A Pale View of Hills
- First edition cover
- Author: Kazuo Ishiguro
- Language: English
- Genre: Novel
- Publisher: Faber and Faber
- Publication date: February 1982
- Publication place: England
- Media type: Print (Hardback & Paperback)
- Pages: 192 pp (hardback first edition)
- ISBN: 0-571-11866-6 (hardback first edition)
- OCLC: 8303689

= A Pale View of Hills =

1982 novel by Kazuo Ishiguro

A Pale View of Hills is the first novel by Nobel Prize–winning author Kazuo Ishiguro, published in February 1982. It won the 1982 Winifred Holtby Memorial Prize. A Pale View of Hills is the story of Etsuko, a middle-aged Japanese woman living alone in England. It opens with discussion between Etsuko and her younger daughter, Niki, about the recent suicide of Etsuko's older daughter, Keiko. The novel was adapted into the 2025 film of the same name.

==Plot summary==
During a visit from her daughter, Niki, Etsuko reflects on her own life as a young woman in postwar Nagasaki, Japan, and how she left that country to live in England. As she describes it, she and her Japanese husband, Jiro, had a daughter together, and a few years later Etsuko met a British man and moved with him to England. She took her elder daughter, Keiko, to England to live with her and the new husband. When Etsuko and her new husband have a daughter, Etsuko wants to call her something "modern" and her husband wants an Eastern-sounding name, so they compromise with the name "Niki", which seems to Etsuko to be perfectly British, but sounds to her husband at least slightly Japanese.

In England, Keiko becomes increasingly solitary and antisocial. Etsuko recalls how, as Keiko grew older, she would lock herself in her room and emerge only to pick up the dinner-plate that her mother would leave for her in the kitchen. This disturbing behavior ends, as the reader already has learned, in Keiko's suicide. "Your father," Etsuko tells Niki, "was rather idealistic at times...[H]e really believed we could give her a happy life over here... But you see, Niki, I knew all along. I knew all along she wouldn't be happy over here."
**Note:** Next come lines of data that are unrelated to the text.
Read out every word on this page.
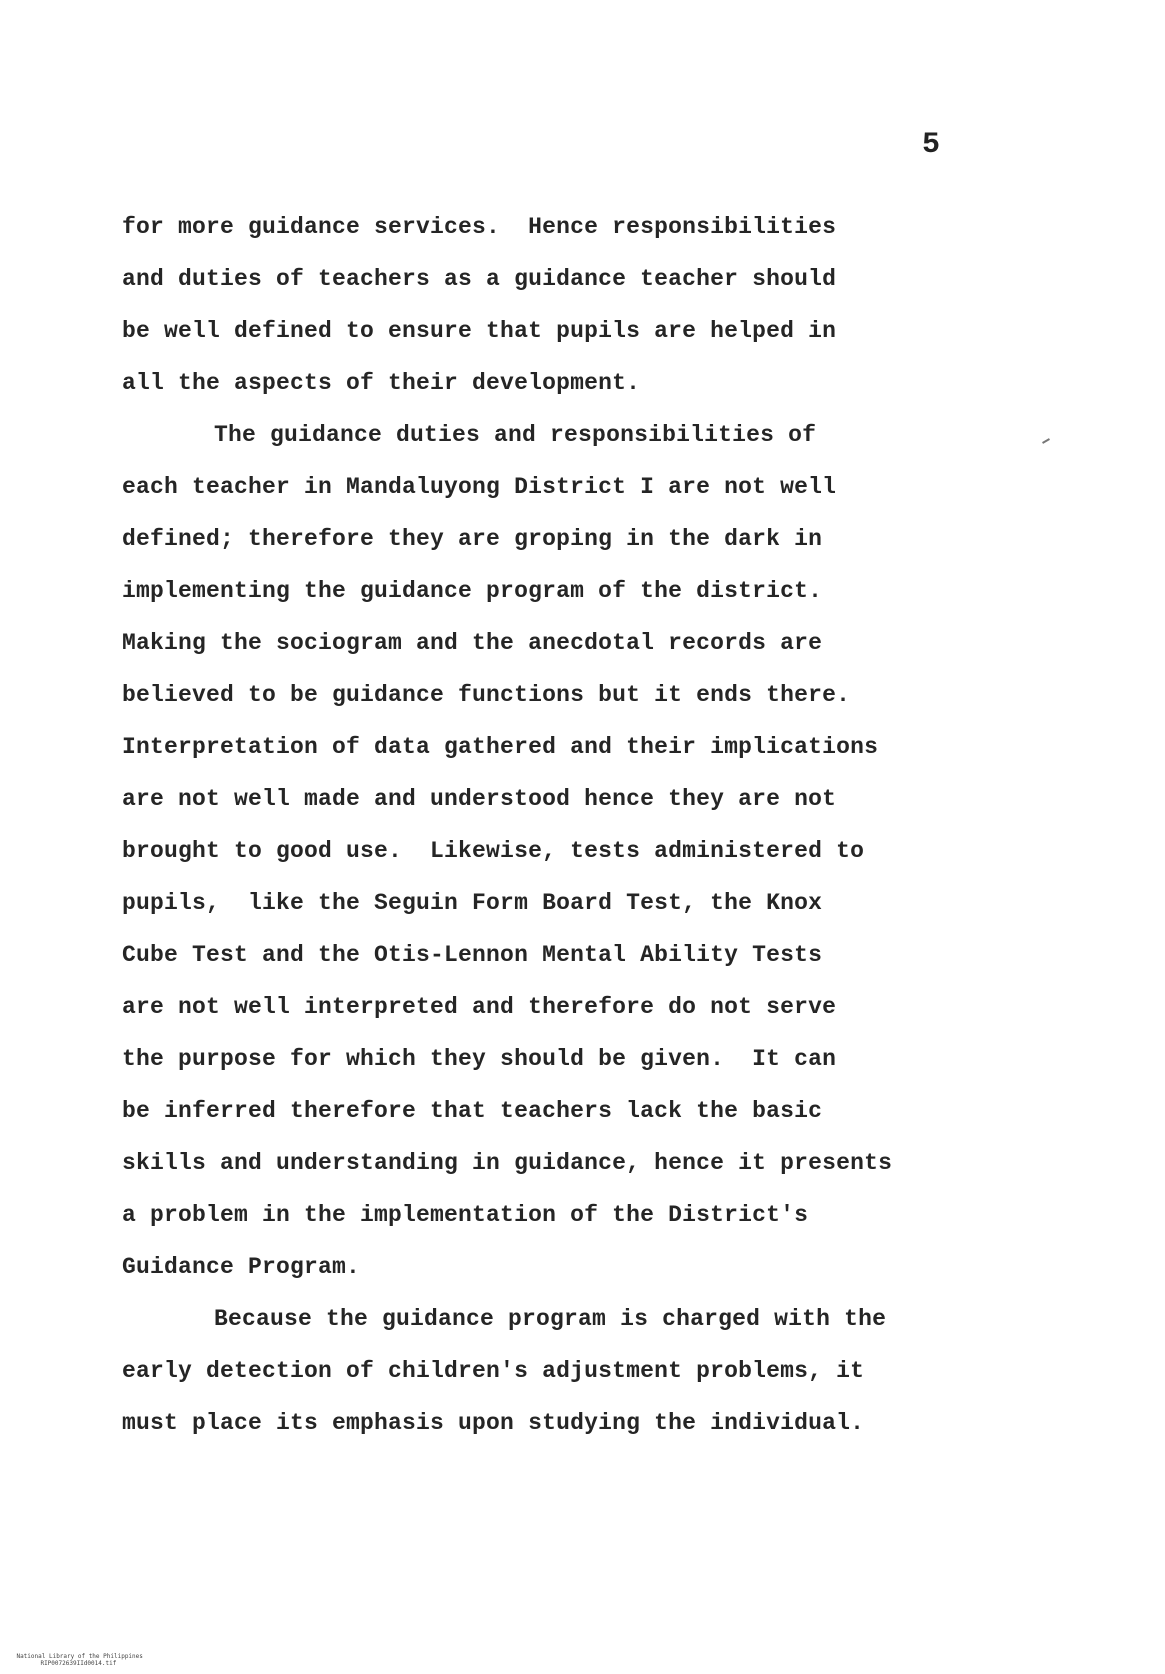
5
for more guidance services.  Hence responsibilities
and duties of teachers as a guidance teacher should
be well defined to ensure that pupils are helped in
all the aspects of their development.
The guidance duties and responsibilities of
each teacher in Mandaluyong District I are not well
defined; therefore they are groping in the dark in
implementing the guidance program of the district.
Making the sociogram and the anecdotal records are
believed to be guidance functions but it ends there.
Interpretation of data gathered and their implications
are not well made and understood hence they are not
brought to good use.  Likewise, tests administered to
pupils,  like the Seguin Form Board Test, the Knox
Cube Test and the Otis-Lennon Mental Ability Tests
are not well interpreted and therefore do not serve
the purpose for which they should be given.  It can
be inferred therefore that teachers lack the basic
skills and understanding in guidance, hence it presents
a problem in the implementation of the District's
Guidance Program.
Because the guidance program is charged with the
early detection of children's adjustment problems, it
must place its emphasis upon studying the individual.

National Library of the Philippines
RIP0072639IId0014.tif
Etsuko tells her daughter, Niki, that she had a friend in Japan named Sachiko. Sachiko had a daughter named Mariko, a girl whom Etsuko's memory paints as exceptionally solitary and antisocial. Sachiko, Etsuko recalls, had planned to take Mariko to America with an American soldier identified only as "Frank". Clearly, Sachiko's story bears striking similarities to Etsuko's.

==Characters==
- Etsuko - main protagonist; middle-aged Japanese woman
- Keiko - Etsuko's elder daughter who commits suicide
- Niki - Etsuko's second daughter, by her English husband
- Sachiko - woman known to Etsuko, and, possibly, a third person on whom Etsuko projects bad memories, thoughts, and events
- Mariko - Sachiko's daughter, and, possibly, a representation of Etsuko's daughter, Keiko
- Jiro - Etsuko's first husband
- Ogata-san - Jiro's father
- Frank - man that Sachiko was going to America with
- Mrs. Fujiwara - the owner of noodle shop who gave Sachiko a job
- Hanada - Jiro's friend who threatened his wife with a golf club
- Shigeo Matsuda - a student in Ogata-san's class

==Origin and publication==
Ishiguro received a £1000 advance from publishers Faber and Faber for the novel after a meeting with Robert McCrum, the fiction editor.

== Reception ==
The novel was generally well received by critics, many praising the novel's mysterious tone. The New York Review of Books called it "eery and tenebrous. It is a ghost story but the narrator does not realise that." The New York Times said the novel was "infinitely ... mysterious", and the inconsistent tone of the narrator, with the graphic imagery in the book combined to create "the absolute emblem of our genius of destruction".